A Continent Poised for a Boom
Martel explained that there are three primary reasons that Africa, specifically sub-Saharan Africa, is poised for significant growth.
First, it's an area with an outsized population of traditionally aged college students. According to a 2019 IIE report, the median age in Nigeria was 19 at the time, with the much of the population primary education age or younger. From 2000-2019, Nigeria's population grew by 62%.
Second, there isn't enough university coverage to accommodate this booming population. With few universities in their home countries, Martel said many instead look internationally to earn a degree.
"The acceptance rate at some of their universities was on par with some of our Ivy League institutions," she said. That selectivity shows the gap between supply and demand.
Lastly, these African countries have seen a decade of economic growth. A larger middle class means more students can afford postsecondary education, either at home or abroad, she said.
Pent-Up Demand for U.S. Education
Dieng's interest in Africa goes beyond just the demographics.
He said it comes back to untapped potential. For decades, colleges and universities have focused on recruiting from places like Europe and China, which have yielded a reliable flow of international students.
Meanwhile, students from Africa have always wanted to come to the U.S., but barriers have kept them from applying and enrolling, he said. Mainly, it's an issue of financial aid.
Other countries have stepped up to cater to these students in recent years, making it imperative that U.S. schools increase their recruiting efforts. Unlikely destinations including the Netherlands, Ireland, and Saudi Arabia have attracted African students, Dieng said.
Lack of financial aid has meant families who want a U.S. education for their children have had to go to new lengths to ensure that happens. Dieng said he met one family during an event in Senegal recently who said they started saving for a U.S. education before their child — 8 at the time — was even born.
Most other students, however, have opted to study in France or Canada over recent decades. These countries made the higher education process easy and affordable, he said.
Dieng said colleges and universities need to improve in these areas.
Where There's a Will, There's a Way
Before joining LSU, Dieng held a similar role at Northern Kentucky University (NKU). When he joined NKU, he quickly worked with the admissions office to create a better aid package, he said.
After just one recruitment effort across Africa, he said he enrolled 50 first-year international students from the continent for fall 2016, compared to just two the year before.
Many of those students are now working on earning advanced degrees, Dieng added, all thanks to the improved financial aid.
"If you don't have any funding, it's just not going to work," he said. "You may get one or two, but you're not going to get to a critical mass."

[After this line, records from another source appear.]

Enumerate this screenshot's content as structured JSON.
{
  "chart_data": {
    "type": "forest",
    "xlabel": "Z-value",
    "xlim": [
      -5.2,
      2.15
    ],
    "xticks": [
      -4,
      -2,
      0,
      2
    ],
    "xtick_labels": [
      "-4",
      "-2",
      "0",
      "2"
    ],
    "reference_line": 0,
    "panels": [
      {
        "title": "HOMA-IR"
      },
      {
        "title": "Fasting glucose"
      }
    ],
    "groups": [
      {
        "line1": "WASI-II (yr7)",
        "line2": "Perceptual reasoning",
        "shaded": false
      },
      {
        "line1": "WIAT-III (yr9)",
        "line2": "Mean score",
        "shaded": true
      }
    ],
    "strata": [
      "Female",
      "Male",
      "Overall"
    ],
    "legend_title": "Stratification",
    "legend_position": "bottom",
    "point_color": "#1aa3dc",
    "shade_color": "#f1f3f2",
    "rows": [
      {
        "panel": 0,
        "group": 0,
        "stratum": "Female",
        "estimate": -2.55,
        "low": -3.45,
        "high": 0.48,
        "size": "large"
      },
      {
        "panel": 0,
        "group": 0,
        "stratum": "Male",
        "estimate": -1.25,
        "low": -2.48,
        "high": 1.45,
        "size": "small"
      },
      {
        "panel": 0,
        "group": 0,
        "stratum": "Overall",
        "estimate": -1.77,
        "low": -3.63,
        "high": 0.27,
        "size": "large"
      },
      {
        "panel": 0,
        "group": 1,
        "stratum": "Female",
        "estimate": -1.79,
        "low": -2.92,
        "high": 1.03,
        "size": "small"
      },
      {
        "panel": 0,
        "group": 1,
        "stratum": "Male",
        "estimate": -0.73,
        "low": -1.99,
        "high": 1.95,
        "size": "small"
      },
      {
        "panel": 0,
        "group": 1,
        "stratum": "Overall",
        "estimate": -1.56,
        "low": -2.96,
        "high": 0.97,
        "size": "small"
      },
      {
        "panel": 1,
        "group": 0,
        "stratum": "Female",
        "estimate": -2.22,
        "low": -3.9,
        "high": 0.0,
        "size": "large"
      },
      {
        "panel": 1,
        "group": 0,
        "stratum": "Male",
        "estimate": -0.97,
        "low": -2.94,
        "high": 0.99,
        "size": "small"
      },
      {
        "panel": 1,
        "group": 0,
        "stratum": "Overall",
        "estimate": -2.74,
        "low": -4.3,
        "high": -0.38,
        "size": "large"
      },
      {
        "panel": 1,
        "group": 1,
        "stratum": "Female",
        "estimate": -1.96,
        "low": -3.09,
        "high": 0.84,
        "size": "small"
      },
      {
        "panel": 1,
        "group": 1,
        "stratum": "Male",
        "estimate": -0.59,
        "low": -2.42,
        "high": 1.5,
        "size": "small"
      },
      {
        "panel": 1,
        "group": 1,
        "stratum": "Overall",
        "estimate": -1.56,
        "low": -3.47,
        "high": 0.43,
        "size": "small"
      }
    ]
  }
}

Dieng added that it's not just him increasing the focus on African students. He said a multi-school recruitment effort is scheduled for October that will include deans and provosts from nine Southeastern Conference schools.
The presence of high-ranking administrators — not just traditional recruiters — shows how serious these schools are taking this region, he said.
Martel of IIE added that the enrollment trends seen during the pandemic are encouraging signs for the continued growth of student enrollments from Africa. However, she stopped short of saying that just because this region reported the smallest drop in enrollments compared to other regions like Asia, doesn't mean it will grow faster as the world emerges from the pandemic.
"That will depend on a number of factors," she said. "But if the percentage decrease was lower than the international average, those places of origin may rebound quicker. That is certainly a possibility."